Many came to reside in Hawaii where work in the bamboo and sugar cane fields was plentiful.  They would work hard in the day then in the evening they would practice their fighting arts in order to preserve their heritage in these new lands.  Of course many natives came to see these fighting arts and wished to study them themselves, and although in many cases they were refused (most Chinese still thought of their arts as secret and not for outsiders at this time) some teachers permitted foreign students to study with them. One such teacher was William Kwai Sun Chow whose nickname in the Palma district of Honolulu was Lightning Chow! He took many students and taught them his family style of Chuan Fa which was based in the Southern Hung Gar style.

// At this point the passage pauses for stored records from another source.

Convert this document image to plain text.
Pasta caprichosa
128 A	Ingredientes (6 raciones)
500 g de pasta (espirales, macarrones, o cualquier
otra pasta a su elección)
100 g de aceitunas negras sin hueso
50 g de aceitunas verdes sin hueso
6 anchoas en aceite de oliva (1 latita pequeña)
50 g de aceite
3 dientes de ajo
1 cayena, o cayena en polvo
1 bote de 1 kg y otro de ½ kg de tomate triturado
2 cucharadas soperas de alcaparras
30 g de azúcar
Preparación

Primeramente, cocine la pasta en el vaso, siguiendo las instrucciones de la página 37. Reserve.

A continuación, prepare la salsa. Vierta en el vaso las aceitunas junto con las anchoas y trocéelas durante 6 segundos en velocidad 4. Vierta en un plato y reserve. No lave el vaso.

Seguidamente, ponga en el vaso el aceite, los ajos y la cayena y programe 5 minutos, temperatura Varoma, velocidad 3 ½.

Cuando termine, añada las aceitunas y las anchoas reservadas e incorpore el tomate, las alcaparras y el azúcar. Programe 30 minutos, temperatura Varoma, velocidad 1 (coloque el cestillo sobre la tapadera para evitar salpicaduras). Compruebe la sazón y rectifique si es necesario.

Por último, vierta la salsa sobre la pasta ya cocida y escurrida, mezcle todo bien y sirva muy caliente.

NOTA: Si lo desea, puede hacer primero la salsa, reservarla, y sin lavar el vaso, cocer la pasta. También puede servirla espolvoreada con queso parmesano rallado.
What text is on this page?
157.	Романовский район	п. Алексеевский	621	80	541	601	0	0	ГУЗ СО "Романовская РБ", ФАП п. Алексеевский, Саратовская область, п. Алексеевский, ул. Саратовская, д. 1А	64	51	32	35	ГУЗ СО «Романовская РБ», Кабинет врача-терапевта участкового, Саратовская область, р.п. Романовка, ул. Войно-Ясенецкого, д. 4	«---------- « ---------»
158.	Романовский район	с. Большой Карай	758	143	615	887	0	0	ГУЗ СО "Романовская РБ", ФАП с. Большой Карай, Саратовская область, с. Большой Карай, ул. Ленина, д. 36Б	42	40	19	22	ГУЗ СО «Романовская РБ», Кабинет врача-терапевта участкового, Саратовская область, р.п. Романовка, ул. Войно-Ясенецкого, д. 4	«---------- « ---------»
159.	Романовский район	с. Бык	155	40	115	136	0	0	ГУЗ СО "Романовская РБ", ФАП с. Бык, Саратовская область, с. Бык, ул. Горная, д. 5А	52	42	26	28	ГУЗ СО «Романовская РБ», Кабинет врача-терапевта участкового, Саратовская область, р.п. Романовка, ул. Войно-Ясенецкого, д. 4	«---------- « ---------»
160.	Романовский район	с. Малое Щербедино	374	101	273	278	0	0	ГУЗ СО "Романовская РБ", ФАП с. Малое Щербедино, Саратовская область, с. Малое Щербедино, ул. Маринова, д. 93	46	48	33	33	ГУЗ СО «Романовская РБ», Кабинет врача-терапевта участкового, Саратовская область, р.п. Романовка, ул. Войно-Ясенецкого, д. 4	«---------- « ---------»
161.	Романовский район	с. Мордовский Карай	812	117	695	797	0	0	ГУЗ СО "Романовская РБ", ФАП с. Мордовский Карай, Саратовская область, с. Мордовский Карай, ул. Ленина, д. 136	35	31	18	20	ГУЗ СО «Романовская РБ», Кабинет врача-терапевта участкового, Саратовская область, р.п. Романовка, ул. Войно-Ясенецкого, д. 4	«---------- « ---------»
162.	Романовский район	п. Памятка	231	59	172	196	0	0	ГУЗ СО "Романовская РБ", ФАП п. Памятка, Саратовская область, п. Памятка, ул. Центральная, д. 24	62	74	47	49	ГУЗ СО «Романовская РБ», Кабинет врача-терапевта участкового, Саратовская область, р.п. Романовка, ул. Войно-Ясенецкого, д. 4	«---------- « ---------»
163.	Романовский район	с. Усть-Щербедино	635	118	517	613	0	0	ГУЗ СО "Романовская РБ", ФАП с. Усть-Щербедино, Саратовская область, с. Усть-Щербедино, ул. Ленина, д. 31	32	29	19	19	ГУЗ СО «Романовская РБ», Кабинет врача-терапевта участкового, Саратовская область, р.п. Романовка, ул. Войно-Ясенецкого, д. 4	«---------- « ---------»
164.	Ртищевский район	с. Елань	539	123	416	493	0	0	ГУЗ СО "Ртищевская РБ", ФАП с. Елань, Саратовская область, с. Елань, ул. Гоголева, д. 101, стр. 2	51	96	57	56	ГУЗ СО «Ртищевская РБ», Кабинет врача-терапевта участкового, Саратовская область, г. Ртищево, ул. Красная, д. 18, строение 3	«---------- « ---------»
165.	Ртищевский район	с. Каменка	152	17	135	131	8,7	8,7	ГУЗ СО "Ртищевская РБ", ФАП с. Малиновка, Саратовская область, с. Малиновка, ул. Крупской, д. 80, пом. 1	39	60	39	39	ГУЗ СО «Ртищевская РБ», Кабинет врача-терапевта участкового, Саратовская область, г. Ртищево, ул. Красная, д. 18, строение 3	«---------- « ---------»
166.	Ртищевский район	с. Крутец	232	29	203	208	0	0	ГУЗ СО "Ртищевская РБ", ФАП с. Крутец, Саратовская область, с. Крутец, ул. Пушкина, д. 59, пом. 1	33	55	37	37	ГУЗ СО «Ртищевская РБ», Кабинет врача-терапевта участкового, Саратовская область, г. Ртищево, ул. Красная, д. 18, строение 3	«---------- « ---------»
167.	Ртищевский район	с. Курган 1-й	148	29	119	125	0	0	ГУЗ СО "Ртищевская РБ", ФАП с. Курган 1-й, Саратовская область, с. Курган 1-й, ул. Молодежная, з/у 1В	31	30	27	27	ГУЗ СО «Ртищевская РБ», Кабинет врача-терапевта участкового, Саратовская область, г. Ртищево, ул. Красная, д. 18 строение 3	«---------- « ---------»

At this point in time Hawaii was becoming a melting pot of the martial arts and unlike at any other time in history individual teachers where begining to combine their knowledge to create new forms of the arts.  William Chow met and enlisted the aid of a Japanese martial arts master named James Masayoshi Mitose, an expert in Japanese Ju jutsu.  Together the two men combined their arts to create the art of Kempo Jujutsu, finding that the straight line movements of Mitose’s techniques blended perfectly with the more circular strikes of Chows Chuan Fa. After the two men parted company Chow changed the name of his art to Kara Ho Kenpo karate.  This was a statement that what he now did was different from that of Mitose.
Chow's Kara Ho Kenpo attracted many talented students, many of whom were already accomplished fighters in other arts.  This was in the mid 1920s – 1930s and some of the names of those who trained with Chow at this time would go on to represent martial excellence in to the current times: men such as Paul Yamaguchi of Kokuyushinkai karate; Adriano Emperado founder of the Kajukenbo style of Kenpo; and Edmund K Parker founder of American Kenpo.
Of all of Chow's students it is probably Ed Parker who is now the most famous. Originally beginning his martial arts study in Boxing and Judo he came to practice with Chow after hearing from his brother how he had subdued a local tough who Parker knew, he was amazed that such a small man had been able to defeat such a larger more aggressive opponent and because of this he took to Kenpo with a rare passion. He eventually moved from Hawaii to the mainland and California where he began to teach his own version of the art which he dubbed American Kenpo, so saying because it was the first true form of modern Kenpo - not Chinese, not Okinawan, but American.  Parker introduced logic to the art as he was an expert in science and other academic arts having gained a degree whilst at university and he added his findings to his Kenpo with explosive results.  The movements became faster and more direct with an economy of motion that made the practitioner seem almost stationary.  He also introduced new forms and movements, increasing the technique base from 55 to over a hundred actions; he also introduced a sports element to the art and is the first man to publish a rule pamphlet on competitive fighting.
Kenpo has come a long way since its introduction in to China thousands of years ago; it now covers the globe with over a hundred different styles and systems available with countless variations open to the new student, it is from these fertile grounds that Modern Kenpo karate jutsu has been born and is now like its older brother/sister styles, becoming known as a true fighting art with no time for wasted effort or obsolete traditions that even the original masters have long forgotten the need for.  It is a style as much about enjoying life as it is about combat and welcomes all those who come in the spirit of combat whilst keeping peace within their hearts, this is KENPO!